Collaborative Design
Design activities are knowledge-intensive work, and the knowledge required for solving complicated design problems rarely resides in the head of one designer. Effective designers need to find their way around the world, through interaction and collaboration with tools and people in their sociotechnical environments [5]. Design, therefore, is inherently collaborative. Collaboration in design could take place along several dimensions: spatial, temporal, technological and social [13]. The success of many Open Source Software systems and open contents environments such as Wikipedia has demonstrated that given the right sociotechnical conditions, design through the collaboration of many can flourish as a distributed knowledge system. However, it remains a great challenge to understand what the right sociotechnical environments for collaborative design are and how to design such sociotechnical environments in a systematic way. Different social structures such as community of practice, community of interest, dynamic community, intensional network, and knotworking have particular capabilities for supporting different aspects of collaborative design through their distinct organizing principles that structure the flow of knowledge, divide work, and coordinate individual design activities. We still lack a comprehensive theory of understanding the essences of collaborative design and guidelines for creating a distributed and yet coherent knowledge system to approach complicated design problems collaboratively [8].

Meta-Design
Meta-design [1, 2] creates open systems that can be modified by their users and evolve at use time, supporting more complex interactions (rather than linear or iterative processes). Open systems allow significant modifications when the need arises. Participatory design has focused on system development at design time by bringing developers and users together to envision the contexts of use. But despite the best efforts at design time, systems need to be evolvable to fit new needs, account for changing tasks, deal with subjects and contexts that increasingly blur professional and private life, couple with the socio-technical environment in which they are embedded, and incorporate new technologies [4].

Design in the creative practices
Design approaches in the creative practices usually imply a focus on intuition and aesthetics; a greater incorporation of political, social, and ethical considerations; and more qualitative research methods [9]. Creative practices promote collaborative and transformational practices of design aimed to support new modes of human interaction and sustain an expansion of the creative process. Their design space is multidimensional and concerned with accommodating forms of interactivity that put the user in control of the interaction itself in a non-trivial and open-ended manner. Such an approach informs not only specific design methodologies but also forms of cultural intervention informing and integrating different domains. Rather than a new “model” of design, creative practices promote a more flexible and contextual “mode” of design: an enhancement of human creative processes and conversations at the convergence of “art” and “science”.

Additional Themes
In addition to the different design methodologies the workshop will explore: (1) identification of appropriate design methods, practices, and evaluation methods; (2) sources for research partnerships and funding; and (3) North American vs. non-North American perspectives and approaches to developing cognitive technologies.


Participation

Participants should have done research in one or several design methodologies including: professional-oriented design, user-centered design, participatory design, learner-centered design, collaborative design, meta-design, and design in the creative practices.

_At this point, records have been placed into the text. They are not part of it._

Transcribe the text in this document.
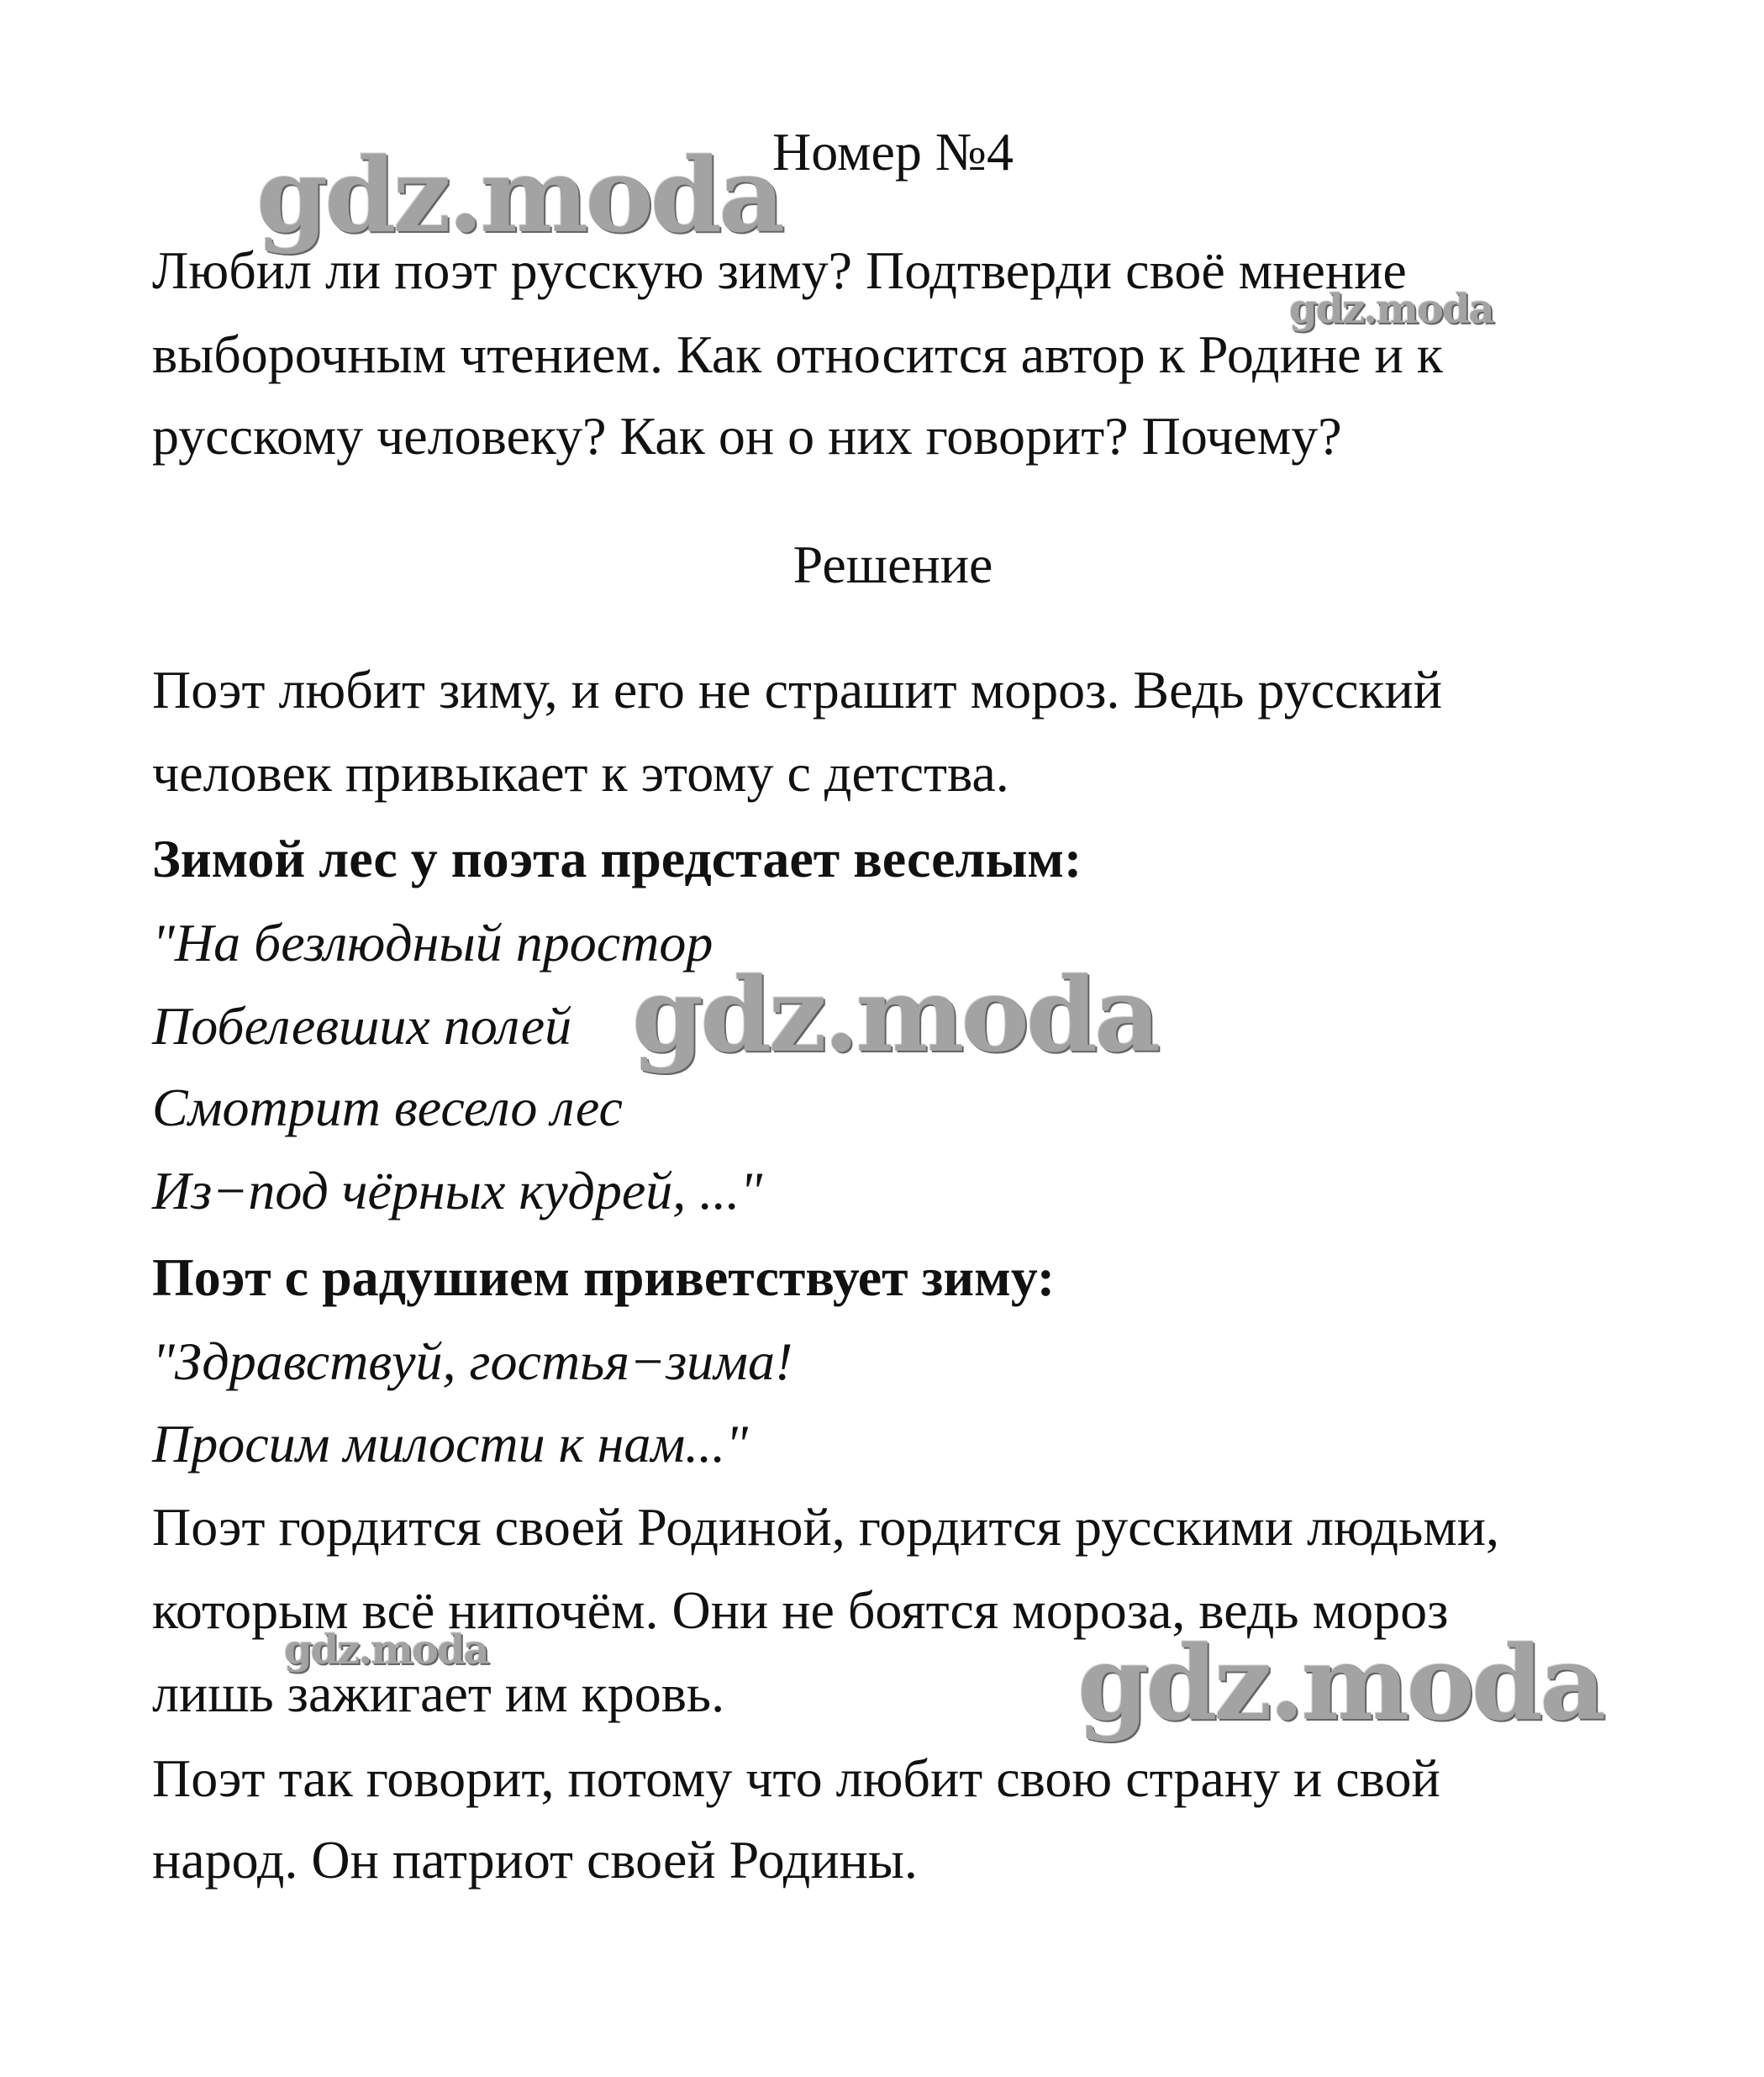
Номер №4
Любил ли поэт русскую зиму? Подтверди своё мнение
выборочным чтением. Как относится автор к Родине и к
русскому человеку? Как он о них говорит? Почему?
Решение
Поэт любит зиму, и его не страшит мороз. Ведь русский
человек привыкает к этому с детства.
Зимой лес у поэта предстает веселым:
"На безлюдный простор
Побелевших полей
Смотрит весело лес
Из−под чёрных кудрей, ..."
Поэт с радушием приветствует зиму:
"Здравствуй, гостья−зима!
Просим милости к нам..."
Поэт гордится своей Родиной, гордится русскими людьми,
которым всё нипочём. Они не боятся мороза, ведь мороз
лишь зажигает им кровь.
Поэт так говорит, потому что любит свою страну и свой
народ. Он патриот своей Родины.
gdz.moda
gdz.moda
gdz.moda
gdz.moda	gdz.moda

Participant should submit a position paper to describe their research experience or insights on one or two design methodologies, and the position paper will be reviewed by the workshop organizers for relevance and appropriateness. Position paper should be 2-4 pages in standard CHI format, and be submitted before 19 January 2007, 5:00 PM (1700) PDT by sending a PDF file to yunwen@colorado.edu.

Participants will be notified of acceptance by 1 February 2007.

Requirement for Registration. At least one author of accepted position papers needs to register for the workshop and for one day of the conference itself.